A mãe conta que aguardou por quatro horas por atendimento na recepção após a triagem, enquanto perdia líquido. O exame de toque, comumente feito em mulheres prestes a dar à luz, também não foi realizado até então, segundo ela.

Por volta das 13h, Jéssica foi atendida apenas com o exame de toque quando lhe disseram que teria um parto cesárea, fato que ela contestou, pois havia se preparado para ter a filha de forma natural. De acordo com ela, orientada a aguardar, o exame para verificar os batimentos cardíacos do bebê também não foi realizado. 

“Naquele momento não tive muitas opções, consenti pois tive medo, mas sabia que não era o certo e que meu pedido estava sendo ignorado”, desabafa.

Fragilizada com o medo da filha ser exposta ao HIV, a mãe reafirmou o fato de que precisava das medicações indicadas, mas a informação mais uma vez não surtiu efeito na equipe médica. Segundo Jéssica, chamaram uma enfermeira para realizar o teste rápido da doença antes da ida ao centro obstétrico. “Mesmo eu informando sobre minha sorologia, a enfermeira fez a marcação errada no formulário, marcando como ‘não reagente’ para HIV’. Quando vi o papel, informei que estava errado”, completa.

No centro cirúrgico

“Me colocaram sentada numa cadeira de plástico no corredor e ninguém veio me dizer o que seria feito, qual seria o próximo passo, ou verificar se estava tudo bem com a bebê, pois minha bolsa tinha rompido. Sequer perguntaram meu nome”, conta.

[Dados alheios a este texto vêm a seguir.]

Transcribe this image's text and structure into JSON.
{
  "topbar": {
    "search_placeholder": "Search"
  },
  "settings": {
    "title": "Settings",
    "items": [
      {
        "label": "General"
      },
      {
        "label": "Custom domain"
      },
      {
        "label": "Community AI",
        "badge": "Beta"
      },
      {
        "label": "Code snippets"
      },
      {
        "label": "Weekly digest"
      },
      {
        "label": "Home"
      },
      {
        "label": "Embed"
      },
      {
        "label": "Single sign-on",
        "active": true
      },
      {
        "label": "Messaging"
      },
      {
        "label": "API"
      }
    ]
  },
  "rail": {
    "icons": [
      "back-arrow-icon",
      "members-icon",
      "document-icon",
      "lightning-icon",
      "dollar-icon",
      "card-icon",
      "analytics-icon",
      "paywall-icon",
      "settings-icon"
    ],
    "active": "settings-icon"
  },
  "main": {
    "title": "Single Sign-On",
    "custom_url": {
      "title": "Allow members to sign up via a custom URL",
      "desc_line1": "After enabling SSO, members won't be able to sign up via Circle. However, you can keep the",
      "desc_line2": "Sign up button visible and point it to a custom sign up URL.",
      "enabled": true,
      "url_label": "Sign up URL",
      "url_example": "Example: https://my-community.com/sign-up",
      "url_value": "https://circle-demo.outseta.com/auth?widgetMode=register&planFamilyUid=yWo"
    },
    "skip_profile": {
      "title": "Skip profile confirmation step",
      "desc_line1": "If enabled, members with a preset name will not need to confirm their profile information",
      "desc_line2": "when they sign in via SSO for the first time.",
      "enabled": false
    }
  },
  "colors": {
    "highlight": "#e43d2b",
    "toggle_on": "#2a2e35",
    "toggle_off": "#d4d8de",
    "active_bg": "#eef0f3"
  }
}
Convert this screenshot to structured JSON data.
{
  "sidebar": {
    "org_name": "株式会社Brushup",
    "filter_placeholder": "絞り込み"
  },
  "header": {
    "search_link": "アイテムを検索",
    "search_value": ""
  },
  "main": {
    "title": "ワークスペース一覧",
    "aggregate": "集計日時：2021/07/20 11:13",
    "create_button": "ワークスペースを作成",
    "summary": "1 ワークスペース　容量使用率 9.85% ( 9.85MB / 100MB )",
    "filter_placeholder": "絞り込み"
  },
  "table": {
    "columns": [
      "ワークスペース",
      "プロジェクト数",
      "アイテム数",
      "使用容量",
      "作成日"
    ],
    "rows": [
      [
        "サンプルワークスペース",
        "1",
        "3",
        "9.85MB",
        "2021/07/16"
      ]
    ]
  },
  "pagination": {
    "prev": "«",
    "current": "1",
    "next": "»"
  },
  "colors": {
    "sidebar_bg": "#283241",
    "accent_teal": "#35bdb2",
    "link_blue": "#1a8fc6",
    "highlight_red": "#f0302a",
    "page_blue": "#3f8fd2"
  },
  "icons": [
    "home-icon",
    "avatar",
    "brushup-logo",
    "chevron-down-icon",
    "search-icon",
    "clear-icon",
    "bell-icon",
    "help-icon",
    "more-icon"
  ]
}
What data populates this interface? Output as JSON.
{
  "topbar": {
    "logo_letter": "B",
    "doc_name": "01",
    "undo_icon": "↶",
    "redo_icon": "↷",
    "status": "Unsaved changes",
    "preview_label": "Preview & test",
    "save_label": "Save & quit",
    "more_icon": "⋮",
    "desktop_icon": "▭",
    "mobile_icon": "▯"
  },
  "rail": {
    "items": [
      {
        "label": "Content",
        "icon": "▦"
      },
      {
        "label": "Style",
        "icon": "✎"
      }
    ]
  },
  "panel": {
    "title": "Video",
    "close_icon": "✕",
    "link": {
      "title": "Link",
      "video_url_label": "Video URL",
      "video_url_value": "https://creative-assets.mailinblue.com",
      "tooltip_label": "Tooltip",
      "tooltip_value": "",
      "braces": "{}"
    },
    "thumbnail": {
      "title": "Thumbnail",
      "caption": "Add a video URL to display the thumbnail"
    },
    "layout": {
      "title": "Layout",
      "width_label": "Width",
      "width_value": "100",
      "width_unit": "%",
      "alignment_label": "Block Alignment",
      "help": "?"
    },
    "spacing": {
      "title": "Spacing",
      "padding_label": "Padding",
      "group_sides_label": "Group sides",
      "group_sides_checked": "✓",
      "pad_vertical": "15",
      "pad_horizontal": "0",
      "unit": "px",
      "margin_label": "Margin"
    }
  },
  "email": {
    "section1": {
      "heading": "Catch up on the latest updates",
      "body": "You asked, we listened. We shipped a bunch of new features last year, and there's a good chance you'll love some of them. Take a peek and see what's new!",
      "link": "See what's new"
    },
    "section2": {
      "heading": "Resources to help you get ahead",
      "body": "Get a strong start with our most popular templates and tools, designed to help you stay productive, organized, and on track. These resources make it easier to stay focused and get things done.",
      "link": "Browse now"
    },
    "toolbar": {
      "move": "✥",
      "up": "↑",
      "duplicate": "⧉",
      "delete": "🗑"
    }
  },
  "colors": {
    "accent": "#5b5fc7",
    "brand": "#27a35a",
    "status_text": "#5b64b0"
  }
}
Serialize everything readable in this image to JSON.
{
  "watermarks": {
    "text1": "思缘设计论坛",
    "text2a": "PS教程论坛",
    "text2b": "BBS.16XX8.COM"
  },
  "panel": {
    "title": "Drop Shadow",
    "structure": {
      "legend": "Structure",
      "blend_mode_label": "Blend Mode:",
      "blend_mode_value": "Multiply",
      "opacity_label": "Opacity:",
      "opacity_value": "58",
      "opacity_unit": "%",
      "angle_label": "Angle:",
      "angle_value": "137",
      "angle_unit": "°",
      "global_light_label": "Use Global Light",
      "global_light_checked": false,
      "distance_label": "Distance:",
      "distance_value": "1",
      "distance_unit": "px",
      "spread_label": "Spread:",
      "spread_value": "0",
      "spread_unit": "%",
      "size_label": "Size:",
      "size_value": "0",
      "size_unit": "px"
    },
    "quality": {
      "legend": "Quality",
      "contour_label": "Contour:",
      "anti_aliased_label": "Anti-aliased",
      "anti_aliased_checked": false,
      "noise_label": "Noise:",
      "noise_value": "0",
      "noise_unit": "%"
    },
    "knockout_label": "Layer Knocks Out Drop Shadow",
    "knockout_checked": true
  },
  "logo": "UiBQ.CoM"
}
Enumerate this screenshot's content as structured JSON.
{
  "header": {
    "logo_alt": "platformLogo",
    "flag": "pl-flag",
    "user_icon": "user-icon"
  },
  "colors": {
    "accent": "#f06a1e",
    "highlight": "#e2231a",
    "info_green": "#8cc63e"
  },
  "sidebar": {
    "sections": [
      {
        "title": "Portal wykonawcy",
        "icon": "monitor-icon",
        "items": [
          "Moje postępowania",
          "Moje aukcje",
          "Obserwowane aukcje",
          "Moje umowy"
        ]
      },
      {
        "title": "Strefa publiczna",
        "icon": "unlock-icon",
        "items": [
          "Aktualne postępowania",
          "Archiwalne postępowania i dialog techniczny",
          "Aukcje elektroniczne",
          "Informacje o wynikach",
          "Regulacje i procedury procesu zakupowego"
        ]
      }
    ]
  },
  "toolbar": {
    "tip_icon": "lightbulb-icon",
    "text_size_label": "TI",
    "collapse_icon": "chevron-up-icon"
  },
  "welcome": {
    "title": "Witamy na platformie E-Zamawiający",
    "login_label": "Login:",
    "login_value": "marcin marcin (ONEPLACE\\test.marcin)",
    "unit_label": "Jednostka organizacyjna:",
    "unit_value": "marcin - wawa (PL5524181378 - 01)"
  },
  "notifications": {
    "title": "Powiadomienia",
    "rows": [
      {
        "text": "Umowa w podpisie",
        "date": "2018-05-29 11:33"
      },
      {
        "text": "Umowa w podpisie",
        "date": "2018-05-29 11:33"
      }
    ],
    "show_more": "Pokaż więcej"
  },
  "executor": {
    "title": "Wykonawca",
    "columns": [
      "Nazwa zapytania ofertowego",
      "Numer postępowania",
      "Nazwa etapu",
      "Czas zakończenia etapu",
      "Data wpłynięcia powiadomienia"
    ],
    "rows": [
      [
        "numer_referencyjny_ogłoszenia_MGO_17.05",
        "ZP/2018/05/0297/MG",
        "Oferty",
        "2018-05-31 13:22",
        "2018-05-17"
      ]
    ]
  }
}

Depois de mais de 40 minutos nesta situação, Jéssica foi levada para uma sala de pré-parto, enquanto seu companheiro, André, que é sorodiscordante, estava na recepção sem qualquer tipo de informação sobre seu estado de saúde ou da bebê. Segundo ela, o marido ficou até às 16h sem saber o que estava acontecendo.

Além disso, Jéssica percebeu que as enfermeiras, que raramente passavam em seu quarto, não sabiam como proceder com uma mãe HIV+ e não faziam ideia da função das medicações que previnem a contaminação do bebê. Ela relembra que teve que ensinar às profissionais sobre o assunto, fato que a deixou bastante assustada.

“Viver com HIV e aceitar nossa condição não é fácil, a gente pensa com cuidado e medo sobre cada detalhe de um momento que deveria ser sublime. Ali eu me vi completamente desamparada, humilhada por ignorarem em absoluto tudo o que estava pedindo”, conta.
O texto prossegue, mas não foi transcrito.